There is only one connection object on managed heap and no other threads are executing the SQLCECommand so this is most likely a fragmented database because this issue gets resolved after database is compacted.

However, we should also look at thread stack memory to find any hidden exception to make sure there is no other handled exception resulting in not leaving the spinlock

you can get the Thread Environment Block stack address using !teb command and use dds command to dump words and symbols

0:000> !teb
TEB at 7ffdf000
ExceptionList:        0012cd08
StackBase:            00130000
StackLimit:           00126000

0:000> dds 00126000 00130000

………………………………………………………………………………………….

0012df94  7d58272d sqlcese35!SpinLock::Enter+0xd
0012dfa8  7d55bc0b sqlcese35!AutoSpinLock::AutoSpinLock+0×17
0012dfac  7d55bc48 sqlcese35!AutoSpinLock::Leave+0×12
0012dfb4  7d57c150 sqlcese35!Session::GetSyncSession+0x4c
0012dfc8  7d58ebbd sqlcese35!TrackingUtils::GetSyncSessionInfo+0×19
0012dfcc  7d58ebf4 sqlcese35!TrackingUtils::GetSyncSessionInfo+0×50

……………………………………………………………………………………………….

Only interesting bits are shown above for brevity but there is no exception dispatcher found on raw stack memory so that confirms that no exception has been thrown in this thread call stack

Resolution and Workaround

1. There is no way for you to determine in SQL CE whether a resource is locked before locking it, except to attempt to access the data catch the time out exception, so one workaround is to have a configurable SQL CE lock timeout so that when SQL CE database is fragmented over time and when you get an exception you can increase the timeout value

2.  SQL CE database is file based loaded in process’s address space so  SQL CE database can become fragmented over time and fragmentation causes some serious performance issue.
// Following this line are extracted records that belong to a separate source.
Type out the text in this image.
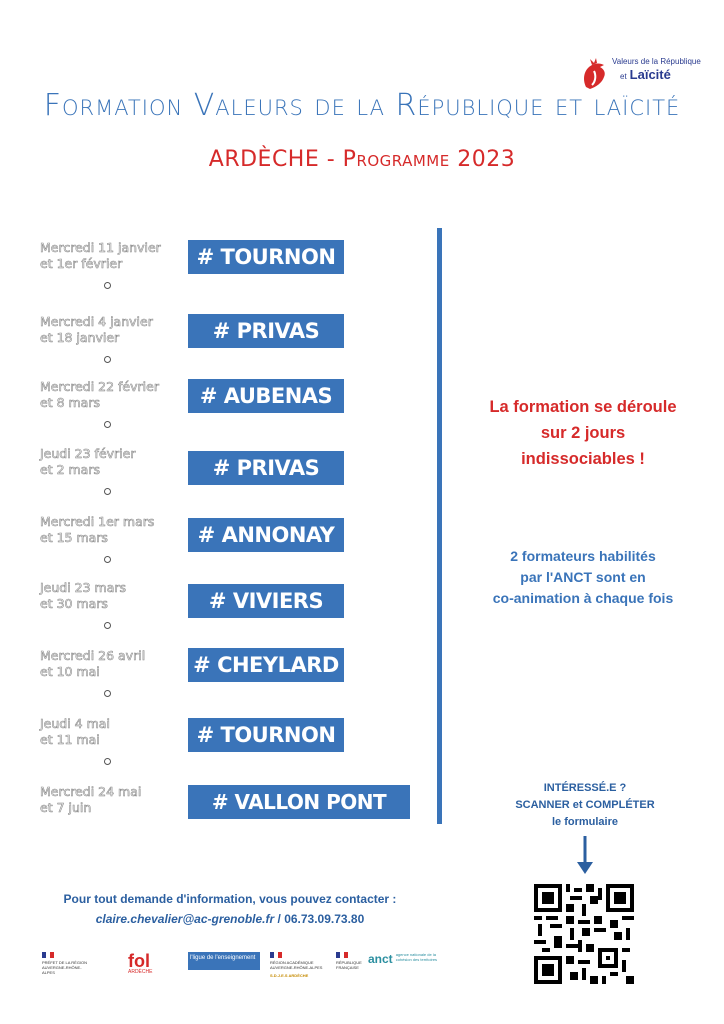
Valeurs de la République
et Laïcité
Formation Valeurs de la République et laïcité
ARDÈCHE - Programme 2023
Mercredi 11 janvier
et 1er février	# TOURNON
Mercredi 4 janvier
et 18 janvier	# PRIVAS
Mercredi 22 février
et 8 mars	# AUBENAS
Jeudi 23 février
et 2 mars	# PRIVAS
Mercredi 1er mars
et 15 mars	# ANNONAY
Jeudi 23 mars
et 30 mars	# VIVIERS
Mercredi 26 avril
et 10 mai	# CHEYLARD
Jeudi 4 mai
et 11 mai	# TOURNON
Mercredi 24 mai
et 7 juin	# VALLON PONT D'ARC
La formation se déroule
sur 2 jours
indissociables !
2 formateurs habilités
par l'ANCT sont en
co-animation à chaque fois
INTÉRESSÉ.E ?
SCANNER et COMPLÉTER
le formulaire
Pour tout demande d'information, vous pouvez contacter :
claire.chevalier@ac-grenoble.fr / 06.73.09.73.80
PRÉFET DE LA RÉGION AUVERGNE-RHÔNE-ALPES
fol
ARDÈCHE
l'ligue de l'enseignement
RÉGION ACADÉMIQUE AUVERGNE-RHÔNE-ALPES
S.D.J.E.S ARDÈCHE
RÉPUBLIQUE FRANÇAISE
anct agence nationale de la cohésion des territoires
To avoid fragmentation,  you can compact the database when locktimeout exception is thrown

However, if the lock is due to coding error in that case review your code path but in this case there is only one connection object with a command object on one thread so this was a fragmentation issue and locktimeout issue did get resolved after compacting the database.